California privacy regulations are "capricious, unfair, and unnecessary," said Software & Information Industry Association President Jeff Joseph Wednesday. California Attorney General Xavier Becerra (D) submitted final rules Monday, barely beating a deadline for implementing CCPA to the Office of Administrative Law for OK less than a month before July 1 enforcement (see 2006020062). The rules force “businesses to either comply with an unconstitutional regulatory requirement or risk expensive enforcement actions to vindicate their constitutional rights,” Joseph said. “Blanket regulation of non-governmentally sourced publicly available information unconstitutionally interferes with protected speech.” Becerra’s office didn’t comment.
Louisiana Gov. John Bel Edwards (D) will soon decide whether to sign broadband and telehealth bills cleared recently by the legislature, a spokesperson emailed Monday. The House voted 95-0 Sunday to concur with the Senate-amended HB-530 to require health insurance coverage of telehealth services (see 2005280039). The same day, no House members voted against concurring with Senate amendments to two broadband resolutions that don’t need gubernatorial OK. HCR-77 and HCR-78 ask a state commission to detect public and private barriers to broadband expansion and make broadband maps. Louisiana electric cooperatives might seek veto of SB-406 at the governor’s desk that would set rules for co-op broadband buildouts (see 2005290039)
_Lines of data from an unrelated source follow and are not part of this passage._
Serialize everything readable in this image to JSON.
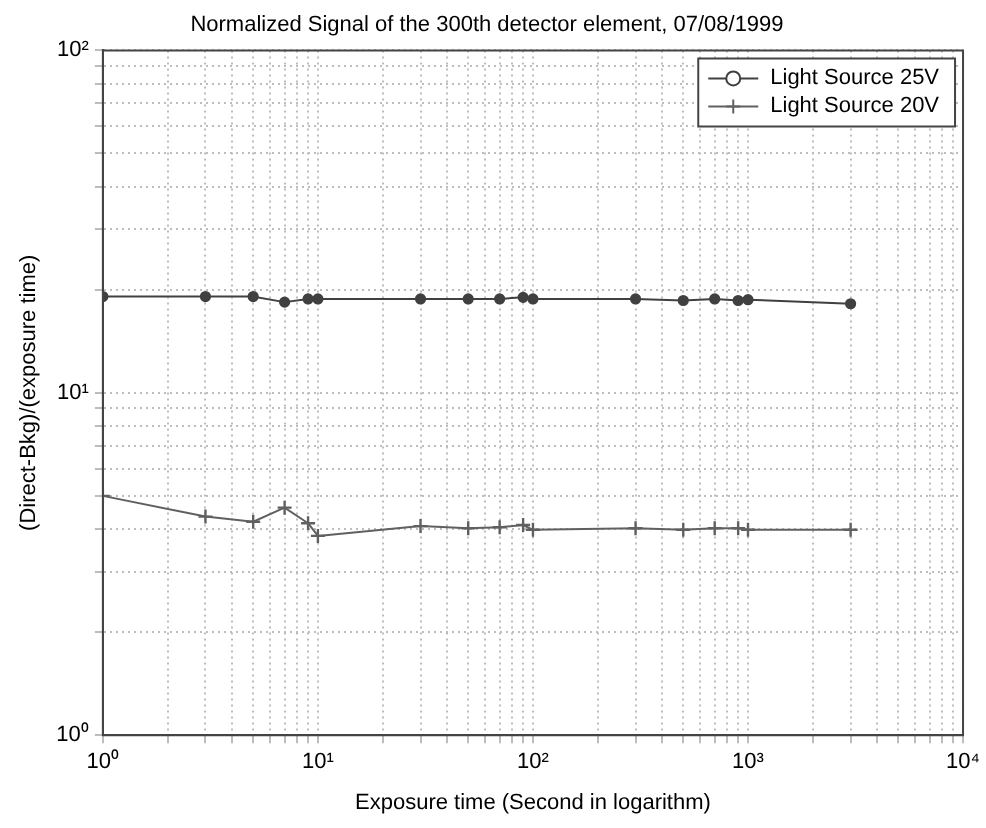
{
  "chart_data": {
    "type": "line",
    "title": "Normalized Signal of the 300th detector element, 07/08/1999",
    "xlabel": "Exposure time (Second in logarithm)",
    "ylabel": "(Direct-Bkg)/(exposure time)",
    "log": "xy",
    "grid": true,
    "legend": "top right",
    "line_style": "solid",
    "x": [
      1,
      3,
      5,
      7,
      9,
      10,
      30,
      50,
      70,
      90,
      100,
      300,
      500,
      700,
      900,
      1000,
      3000
    ],
    "xlim": [
      1,
      10000
    ],
    "ylim": [
      1,
      100
    ],
    "xticks": [
      {
        "value": 1,
        "label": "10⁰"
      },
      {
        "value": 2,
        "label": null
      },
      {
        "value": 3,
        "label": null
      },
      {
        "value": 4,
        "label": null
      },
      {
        "value": 5,
        "label": null
      },
      {
        "value": 6,
        "label": null
      },
      {
        "value": 7,
        "label": null
      },
      {
        "value": 8,
        "label": null
      },
      {
        "value": 9,
        "label": null
      },
      {
        "value": 10,
        "label": "10¹"
      },
      {
        "value": 20,
        "label": null
      },
      {
        "value": 30,
        "label": null
      },
      {
        "value": 40,
        "label": null
      },
      {
        "value": 50,
        "label": null
      },
      {
        "value": 60,
        "label": null
      },
      {
        "value": 70,
        "label": null
      },
      {
        "value": 80,
        "label": null
      },
      {
        "value": 90,
        "label": null
      },
      {
        "value": 100,
        "label": "10²"
      },
      {
        "value": 200,
        "label": null
      },
      {
        "value": 300,
        "label": null
      },
      {
        "value": 400,
        "label": null
      },
      {
        "value": 500,
        "label": null
      },
      {
        "value": 600,
        "label": null
      },
      {
        "value": 700,
        "label": null
      },
      {
        "value": 800,
        "label": null
      },
      {
        "value": 900,
        "label": null
      },
      {
        "value": 1000,
        "label": "10³"
      },
      {
        "value": 2000,
        "label": null
      },
      {
        "value": 3000,
        "label": null
      },
      {
        "value": 4000,
        "label": null
      },
      {
        "value": 5000,
        "label": null
      },
      {
        "value": 6000,
        "label": null
      },
      {
        "value": 7000,
        "label": null
      },
      {
        "value": 8000,
        "label": null
      },
      {
        "value": 9000,
        "label": null
      },
      {
        "value": 10000,
        "label": "10⁴"
      }
    ],
    "yticks": [
      {
        "value": 1,
        "label": "10⁰"
      },
      {
        "value": 2,
        "label": null
      },
      {
        "value": 3,
        "label": null
      },
      {
        "value": 4,
        "label": null
      },
      {
        "value": 5,
        "label": null
      },
      {
        "value": 6,
        "label": null
      },
      {
        "value": 7,
        "label": null
      },
      {
        "value": 8,
        "label": null
      },
      {
        "value": 9,
        "label": null
      },
      {
        "value": 10,
        "label": "10¹"
      },
      {
        "value": 20,
        "label": null
      },
      {
        "value": 30,
        "label": null
      },
      {
        "value": 40,
        "label": null
      },
      {
        "value": 50,
        "label": null
      },
      {
        "value": 60,
        "label": null
      },
      {
        "value": 70,
        "label": null
      },
      {
        "value": 80,
        "label": null
      },
      {
        "value": 90,
        "label": null
      },
      {
        "value": 100,
        "label": "10²"
      }
    ],
    "series": [
      {
        "name": "Light Source 25V",
        "color": "#404040",
        "marker": "circle",
        "values": [
          19.1,
          19.1,
          19.1,
          18.4,
          18.8,
          18.8,
          18.8,
          18.8,
          18.8,
          19.0,
          18.8,
          18.8,
          18.6,
          18.8,
          18.6,
          18.7,
          18.2
        ]
      },
      {
        "name": "Light Source 20V",
        "color": "#606060",
        "marker": "cross",
        "values": [
          5.0,
          4.35,
          4.2,
          4.62,
          4.16,
          3.82,
          4.08,
          4.02,
          4.05,
          4.11,
          3.98,
          4.02,
          3.98,
          4.02,
          4.02,
          3.98,
          3.98
        ]
      }
    ]
  }
}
Louisiana electric cooperatives might seek veto of a state bill that sets rules for co-op broadband builds. The Senate voted 34-0 Thursday to concur with House changes to SB-406 Wednesday. Co-ops oppose language restricting them to unserved parts of their territories (see 2005270037). Association of Louisiana Electric Cooperatives CEO Jeff Arnold is polling members “to see if they support a veto request,” he emailed us Friday. The bill limits “cooperatives, affiliates and third parties from using cooperative easements and attachments to only serving the unserved,” he said. “I don’t know of any business model that works under this restriction.” The office of Louisiana Gov. John Bel Edwards (D) didn’t comment Friday on whether he would sign the bill that's now before him.